A new Washington Post-ABC-Ipsos poll shows Trump’s disapproval at 62%, a record high across his two terms, with 76% disapproving of his handling of the cost of living and 66% disapproving of his handling of the Iran war. The conflict has driven an oil crisis and pushed gas prices to a four-year high, adding to inflationary pressure and worsening consumer sentiment. The weak approval numbers and stronger Democratic turnout indicators raise risk for the Republicans’ narrow House and Senate control heading into November.

Analysis

This is less a generic poll shock than a setup for asymmetric policy paralysis.
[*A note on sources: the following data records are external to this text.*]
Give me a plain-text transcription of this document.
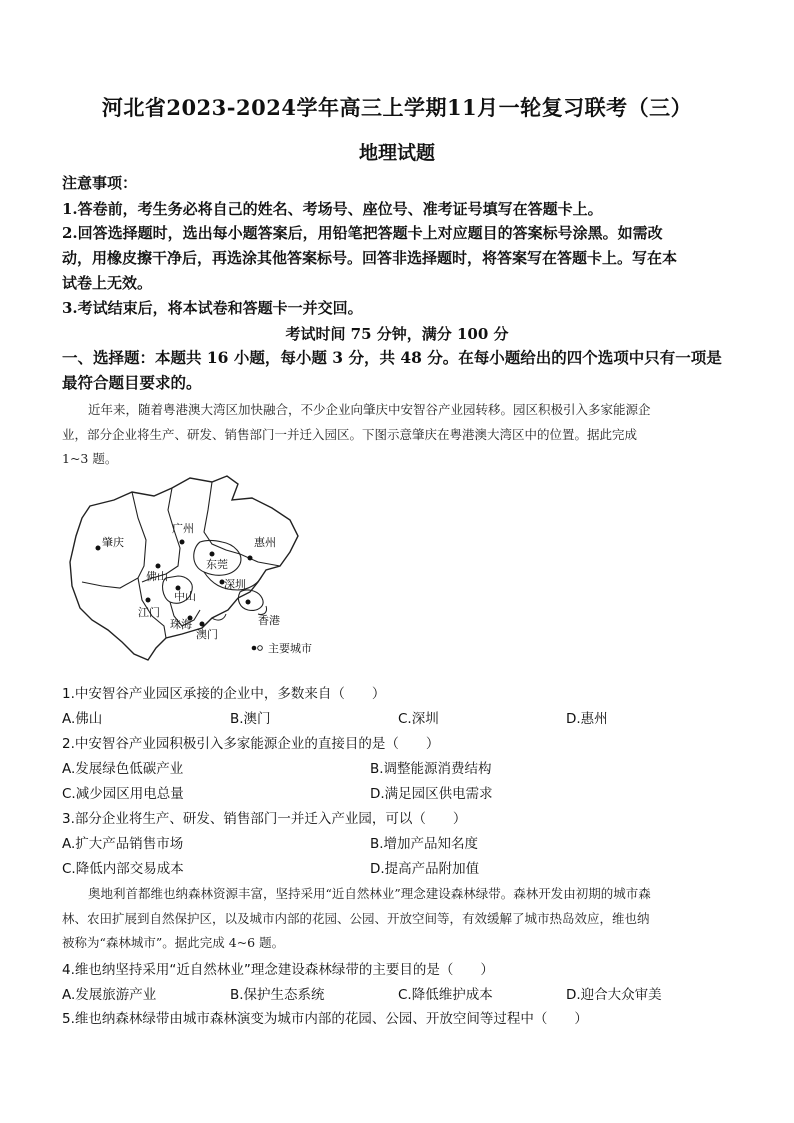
河北省2023-2024学年高三上学期11月一轮复习联考（三）
地理试题
注意事项：
1.答卷前，考生务必将自己的姓名、考场号、座位号、准考证号填写在答题卡上。
2.回答选择题时，选出每小题答案后，用铅笔把答题卡上对应题目的答案标号涂黑。如需改
动，用橡皮擦干净后，再选涂其他答案标号。回答非选择题时，将答案写在答题卡上。写在本
试卷上无效。
3.考试结束后，将本试卷和答题卡一并交回。
考试时间 75 分钟，满分 100 分
一、选择题：本题共 16 小题，每小题 3 分，共 48 分。在每小题给出的四个选项中只有一项是
最符合题目要求的。
近年来，随着粤港澳大湾区加快融合，不少企业向肇庆中安智谷产业园转移。园区积极引入多家能源企
业，部分企业将生产、研发、销售部门一并迁入园区。下图示意肇庆在粤港澳大湾区中的位置。据此完成
1~3 题。
肇庆
广州
惠州
佛山
东莞
深圳
江门
中山
香港
珠海
澳门
主要城市
1.中安智谷产业园区承接的企业中，多数来自（　　）
A.佛山	B.澳门	C.深圳	D.惠州
2.中安智谷产业园积极引入多家能源企业的直接目的是（　　）
A.发展绿色低碳产业	B.调整能源消费结构
C.减少园区用电总量	D.满足园区供电需求
3.部分企业将生产、研发、销售部门一并迁入产业园，可以（　　）
A.扩大产品销售市场	B.增加产品知名度
C.降低内部交易成本	D.提高产品附加值
奥地利首都维也纳森林资源丰富，坚持采用“近自然林业”理念建设森林绿带。森林开发由初期的城市森
林、农田扩展到自然保护区，以及城市内部的花园、公园、开放空间等，有效缓解了城市热岛效应，维也纳
被称为“森林城市”。据此完成 4~6 题。
4.维也纳坚持采用“近自然林业”理念建设森林绿带的主要目的是（　　）
A.发展旅游产业	B.保护生态系统	C.降低维护成本	D.迎合大众审美
5.维也纳森林绿带由城市森林演变为城市内部的花园、公园、开放空间等过程中（　　）
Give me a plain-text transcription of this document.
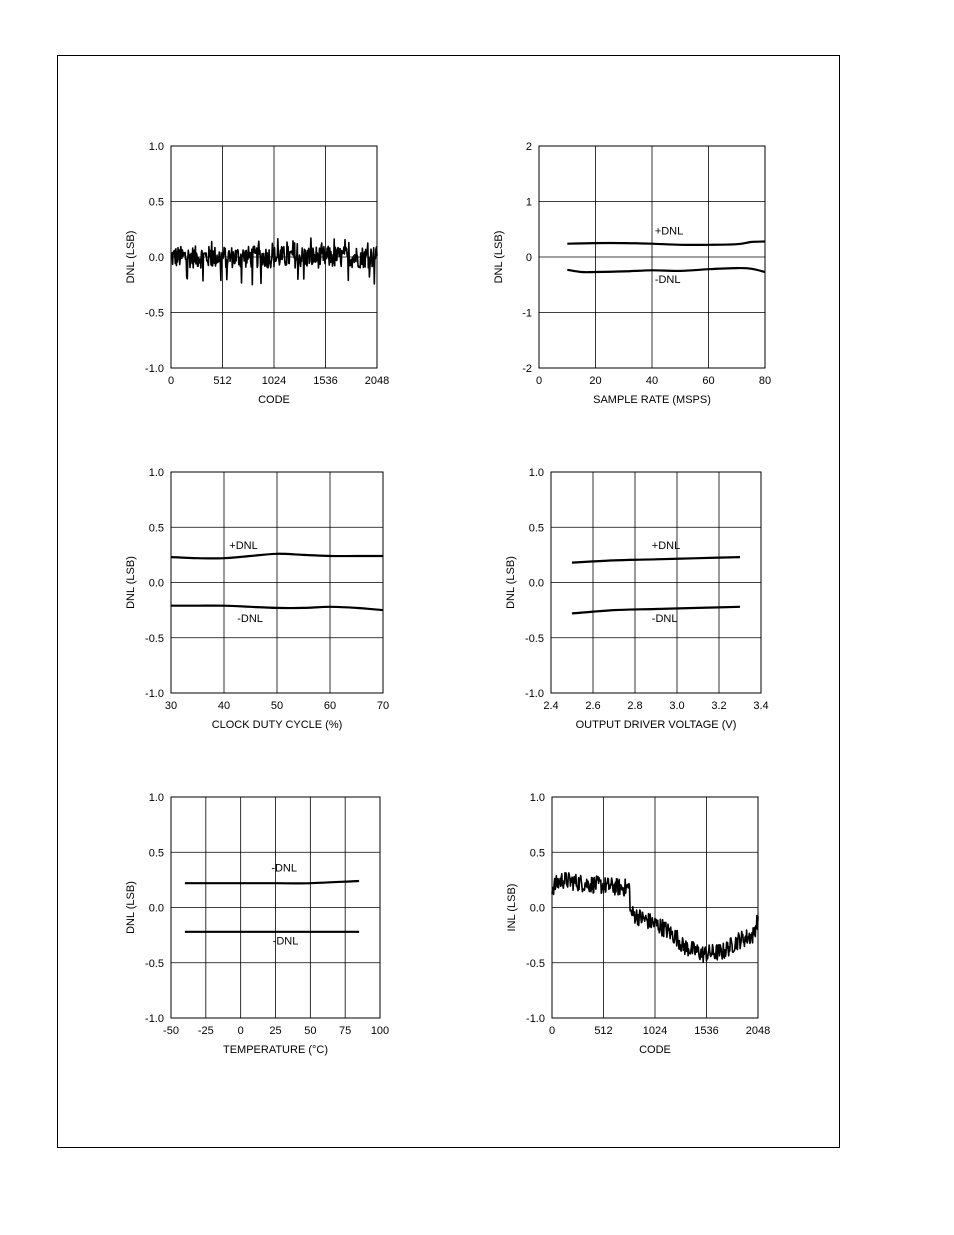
0	512	1024 1536 2048
1.0
0.5
0.0
-0.5
-1.0
CODE
DNL (LSB)
0	20	40	60	80
2
1
0
-1
-2
SAMPLE RATE (MSPS)
DNL (LSB)	+DNL
-DNL
30	40	50	60	70
1.0
0.5
0.0
-0.5
-1.0
CLOCK DUTY CYCLE (%)
DNL (LSB)
+DNL
-DNL
2.4 2.6 2.8 3.0 3.2 3.4
1.0
0.5
0.0
-0.5
-1.0
OUTPUT DRIVER VOLTAGE (V)
DNL (LSB)
+DNL
-DNL
-50 -25 0 25 50 75 100
1.0
0.5
0.0
-0.5
-1.0
TEMPERATURE (°C)
DNL (LSB)
-DNL
-DNL
0	512	1024 1536 2048
1.0
0.5
0.0
-0.5
-1.0
CODE
INL (LSB)
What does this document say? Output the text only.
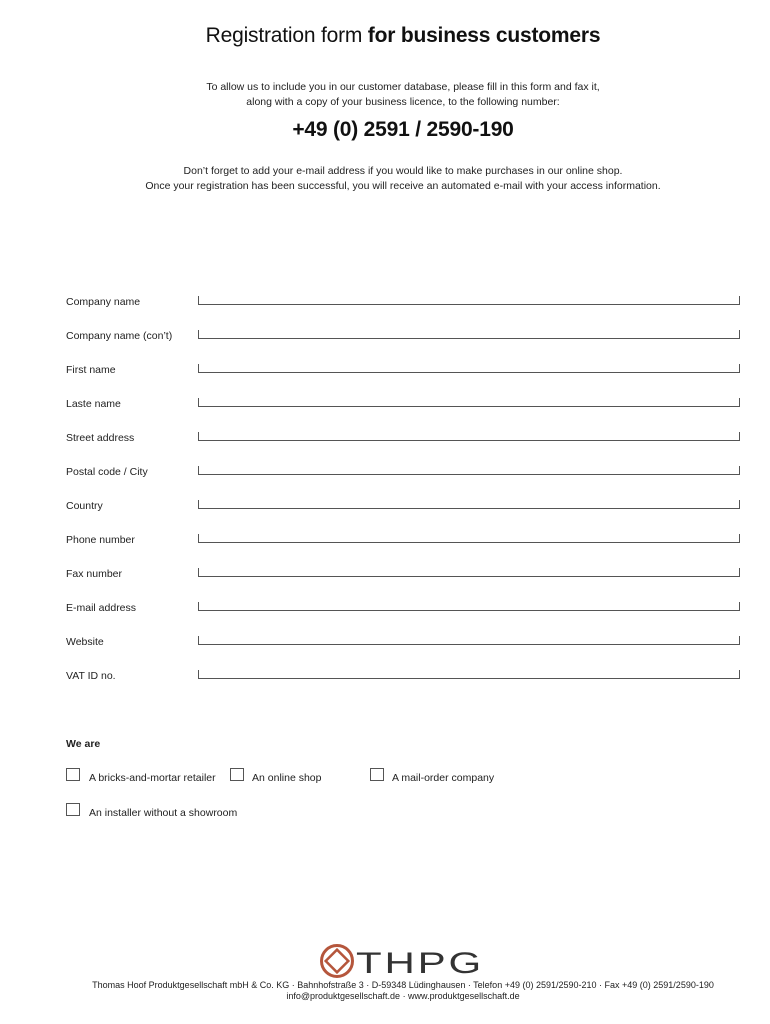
Registration form for business customers
To allow us to include you in our customer database, please fill in this form and fax it,
along with a copy of your business licence, to the following number:
+49 (0) 2591 / 2590-190
Don’t forget to add your e-mail address if you would like to make purchases in our online shop.
Once your registration has been successful, you will receive an automated e-mail with your access information.
Company name
Company name (con’t)
First name
Laste name
Street address
Postal code / City
Country
Phone number
Fax number
E-mail address
Website
VAT ID no.
We are
A bricks-and-mortar retailer	An online shop	A mail-order company
An installer without a showroom
THPG
Thomas Hoof Produktgesellschaft mbH & Co. KG · Bahnhofstraße 3 · D-59348 Lüdinghausen · Telefon +49 (0) 2591/2590-210 · Fax +49 (0) 2591/2590-190
info@produktgesellschaft.de · www.produktgesellschaft.de
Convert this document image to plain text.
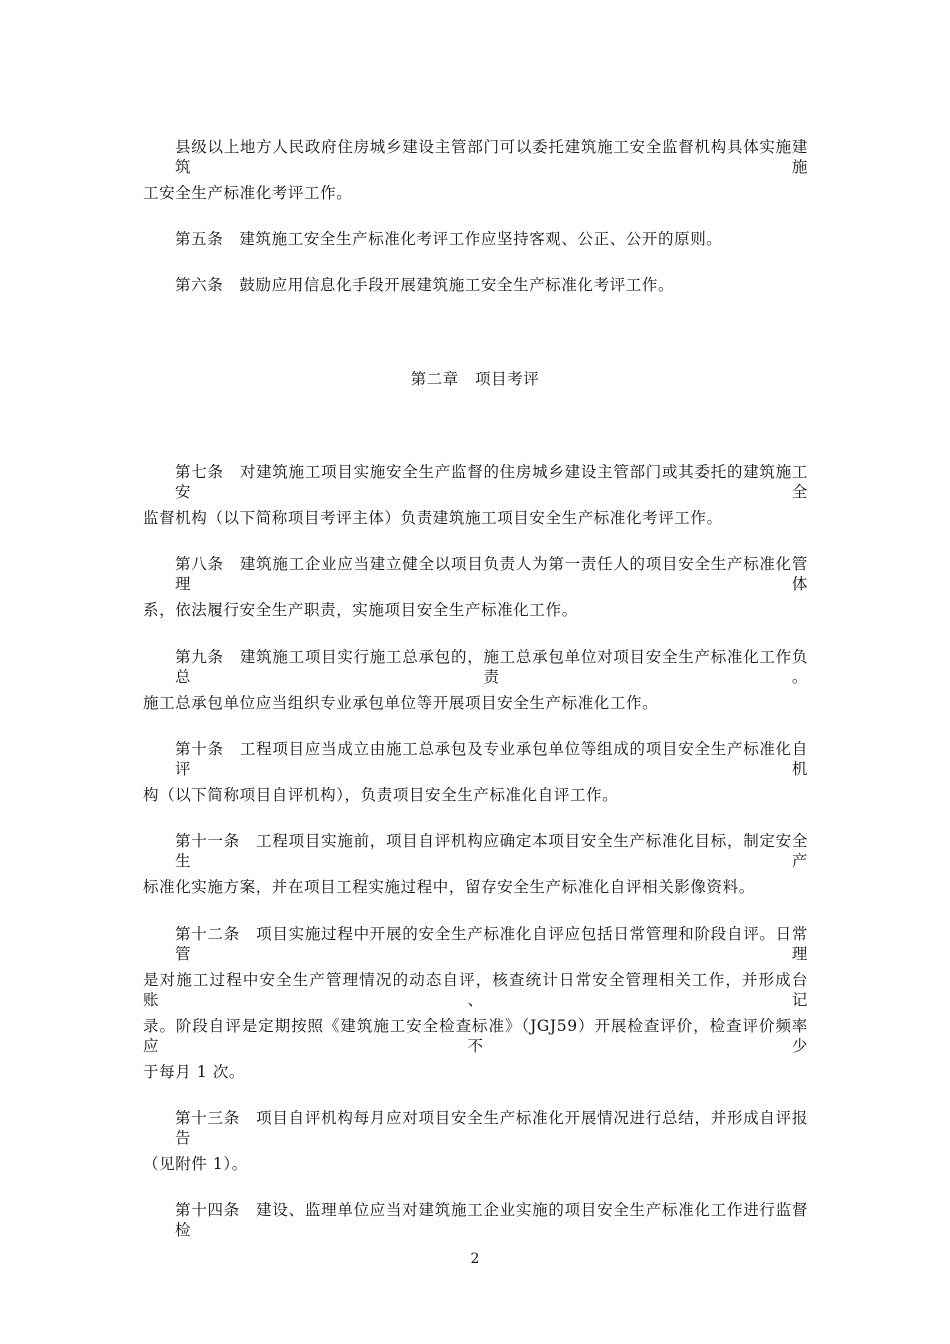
县级以上地方人民政府住房城乡建设主管部门可以委托建筑施工安全监督机构具体实施建筑施
工安全生产标准化考评工作。
第五条　建筑施工安全生产标准化考评工作应坚持客观、公正、公开的原则。
第六条　鼓励应用信息化手段开展建筑施工安全生产标准化考评工作。
第二章　项目考评
第七条　对建筑施工项目实施安全生产监督的住房城乡建设主管部门或其委托的建筑施工安全
监督机构（以下简称项目考评主体）负责建筑施工项目安全生产标准化考评工作。
第八条　建筑施工企业应当建立健全以项目负责人为第一责任人的项目安全生产标准化管理体
系，依法履行安全生产职责，实施项目安全生产标准化工作。
第九条　建筑施工项目实行施工总承包的，施工总承包单位对项目安全生产标准化工作负总责。
施工总承包单位应当组织专业承包单位等开展项目安全生产标准化工作。
第十条　工程项目应当成立由施工总承包及专业承包单位等组成的项目安全生产标准化自评机
构（以下简称项目自评机构），负责项目安全生产标准化自评工作。
第十一条　工程项目实施前，项目自评机构应确定本项目安全生产标准化目标，制定安全生产
标准化实施方案，并在项目工程实施过程中，留存安全生产标准化自评相关影像资料。
第十二条　项目实施过程中开展的安全生产标准化自评应包括日常管理和阶段自评。日常管理
是对施工过程中安全生产管理情况的动态自评，核查统计日常安全管理相关工作，并形成台账、记
录。阶段自评是定期按照《建筑施工安全检查标准》（JGJ59）开展检查评价，检查评价频率应不少
于每月 1 次。
第十三条　项目自评机构每月应对项目安全生产标准化开展情况进行总结，并形成自评报告
（见附件 1）。
第十四条　建设、监理单位应当对建筑施工企业实施的项目安全生产标准化工作进行监督检
2
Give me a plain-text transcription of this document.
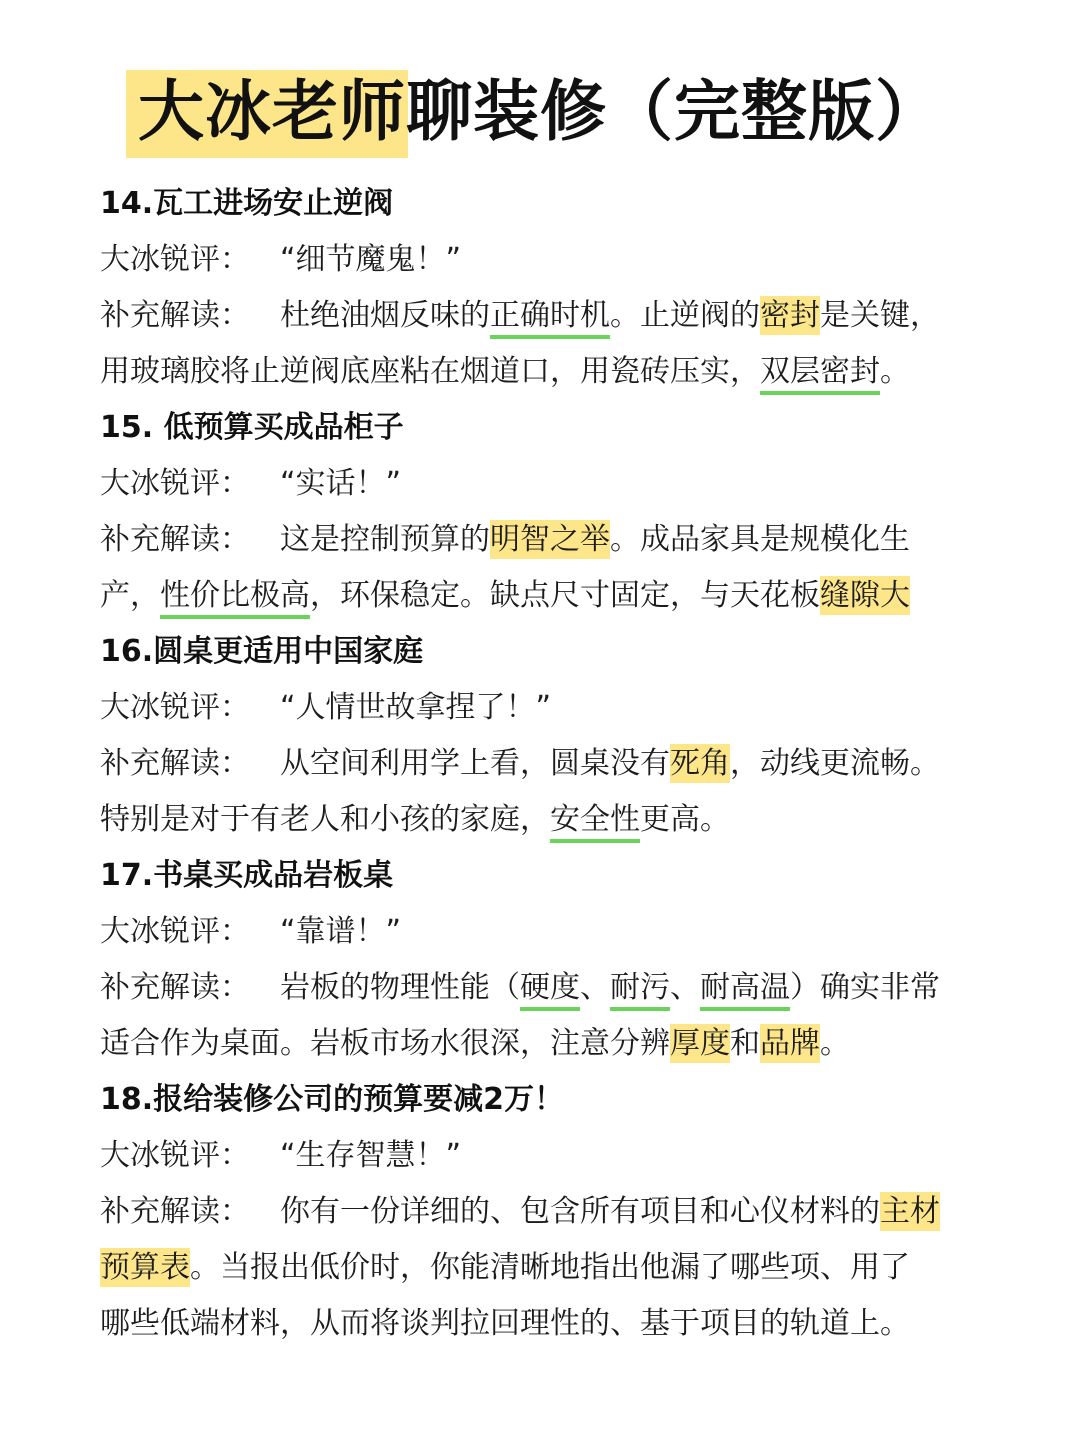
大冰老师聊装修（完整版）
14.瓦工进场安止逆阀
大冰锐评： “细节魔鬼！”
补充解读： 杜绝油烟反味的正确时机。止逆阀的密封是关键，
用玻璃胶将止逆阀底座粘在烟道口，用瓷砖压实，双层密封。
15. 低预算买成品柜子
大冰锐评： “实话！”
补充解读： 这是控制预算的明智之举。成品家具是规模化生
产，性价比极高，环保稳定。缺点尺寸固定，与天花板缝隙大
16.圆桌更适用中国家庭
大冰锐评： “人情世故拿捏了！”
补充解读： 从空间利用学上看，圆桌没有死角，动线更流畅。
特别是对于有老人和小孩的家庭，安全性更高。
17.书桌买成品岩板桌
大冰锐评： “靠谱！”
补充解读： 岩板的物理性能（硬度、耐污、耐高温）确实非常
适合作为桌面。岩板市场水很深，注意分辨厚度和品牌。
18.报给装修公司的预算要减2万！
大冰锐评： “生存智慧！”
补充解读： 你有一份详细的、包含所有项目和心仪材料的主材
预算表。当报出低价时，你能清晰地指出他漏了哪些项、用了
哪些低端材料，从而将谈判拉回理性的、基于项目的轨道上。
A president with collapsing issue-specific credibility tends to lose agenda control faster than headline approval implies, which matters because markets price not popularity but legislative throughput: fewer fiscal offsets, weaker regulatory push, and a higher probability that any controversial policy gets slow-rolled by swing-district Republicans. The first-order beneficiaries are defensive balance sheets and cash-rich large caps; the second-order losers are sectors reliant on discretionary federal spend, permitting, or political cover. The oil shock is the cleaner macro transmission. Even if crude retraces, the political response function is now constrained: with inflation still the dominant household pain point, the administration has less room to lean on consumers via taxes or tariffs without amplifying the disapproval spiral. That raises the odds of either symbolic releases/sanctions chatter or, more interestingly, policy instability that keeps term premia elevated and suppresses cyclicals with high fuel/input sensitivity. In that regime, airlines, trucking, chemicals, and small-cap consumer names are more vulnerable than the broad market. The most important second-order effect is turnout asymmetry. When one side shows meaningfully higher certainty and intensity, midterms can overshoot polling averages in the last 6-8 weeks, especially in House districts with narrow margins. That makes the risk to Republican-held seats non-linear: a modest national shift can become a sharper seat loss if suburban independents continue bleeding away. For portfolios, the relevant horizon is months, not days — this is a positioning and expectations reset, not a one-session event. The contrarian angle is that much of the downside may already be priced into politically exposed assets, while the bigger trade is volatility around policy reversal risk. If there is any credible de-escalation on the war or gas prices roll over, the rebound in consumer sentiment could be fast and violent, squeezing consensus bearish positioning in energy and small-cap defensives. So the cleanest expression is not outright beta short, but relative-value into weakness with defined downside.